Неужели Адольф отдал ей те деньги, которые отец сунул ему в молитвенно сложенные руки? Кто это? Его возлюбленная? Или она его содержит? Вот уж не думал, что этот поп способен на роль любовника! Юдеян недоумевал.
Увидев Адольфа в ложе, почувствовал недоумение и Дитрих. Зачем сюда попал диакон? Или его послала церковь? Может быть, она хотела выставить Адольфа напоказ из-за его фамилии? Как важного перебежчика, как человека, обращение которого в католичество считалось важным событием? Может быть, ему предназначена
Неразрешимые вопросы. Ильза Кюренберг, усевшись на свое место, приветливо кивнула священнослужителю, но его лицо тут же встревожило ее - такие лица встают перед нами в кошмарных снах, она сама не знала почему, но это лицо было из страшного сна. Она подумала: у него вид мученика, вид флагелланта. Она почти видела, как он подвергает себя бичеванию. И она подумала: интересно, бичует ли он и других, бичует ли он еретиков? Но это невозможно, священник не будет бичевать даже евреев. Может быть, он мистик? И продолжала свои размышления: он католический священнослужитель, а похож на взбунтовавшегося Лютера.
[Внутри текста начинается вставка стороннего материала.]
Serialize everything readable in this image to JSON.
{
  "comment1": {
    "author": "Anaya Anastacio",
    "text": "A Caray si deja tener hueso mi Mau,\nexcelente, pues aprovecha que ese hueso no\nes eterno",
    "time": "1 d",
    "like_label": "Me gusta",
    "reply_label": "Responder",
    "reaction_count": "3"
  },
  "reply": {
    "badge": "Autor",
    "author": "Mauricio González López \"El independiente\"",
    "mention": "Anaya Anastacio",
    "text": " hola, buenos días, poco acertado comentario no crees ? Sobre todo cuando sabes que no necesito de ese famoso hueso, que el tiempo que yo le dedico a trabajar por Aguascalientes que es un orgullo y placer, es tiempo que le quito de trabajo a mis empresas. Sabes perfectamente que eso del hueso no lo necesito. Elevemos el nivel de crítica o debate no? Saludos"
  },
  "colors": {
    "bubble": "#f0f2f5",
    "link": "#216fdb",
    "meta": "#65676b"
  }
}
Но когда началась музыка, Ильза поняла, что он все-таки мистик, немецкий священник и немецкий мистик, ибо в симфонии Зигфрида, несмотря на весь ее модернизм, звучал мистический порыв, мистическое мироощущение, хотя и смягченное латинским началом Кюренберга; теперь Ильза поняла, почему сама симфония, несмотря на всю ясность исполнения, осталась ей несимпатичной. В этих звуках было слишком много смерти, смерти без веселых заупокойных хороводов, какие видишь на античных саркофагах. Порой композитор делал попытки воспроизвести чувственные радости, изображениями которых древние украшали свои надгробия, но тогда музыка Зигфрида становилась фальшивой, он давал не те звучания, и, хотя Кюренберг дирижировал очень сдержанно и спокойно, в музыке появлялось что-то крикливое и чрезмерное, она судорожно гримасничала, она вопила, в ней слышался смертельный страх, возникал нордической хоровод мертвецов, процессия зачумленных, и в конце концов пассажи растворялись, и возникала туманная завеса. Нельзя сказать, что Зигфрид потерпел неудачу как композитор, он по-своему талантлив, у Ильзы тонкий слух, и музыка взволновала ее, но в симфонии была та тревожная жуть, которую рождает туман и противоестественное стремление к смерти, а Ильзу отталкивала смерть, смерть страшила ее, ужасала своей мерзостью.
Ну и музыка! Какая скучища! Может быть, симфония еще не началась, и оркестр под руководством капельмейстера продолжает настраивать инструменты? Может быть, это не та вещь? Зигфрид так и не появился. Может, он отказался выступать? Юдеян был разочарован. Ничего забавного не было.
Юдеяна надули.
У него появились рези от голода, жажда сушила язык, но маленький Готлиб не осмеливался встать и уйти. Он был точно прикован к месту. Шумы, производимые оркестром, парализовали его. Эти звуки мешали думать, и Юдеян не мог сообразить, кто та женщина рядом с Адольфом, не мог понять, хочется ли ему спать с Лаурой или с той женщиной в ложе.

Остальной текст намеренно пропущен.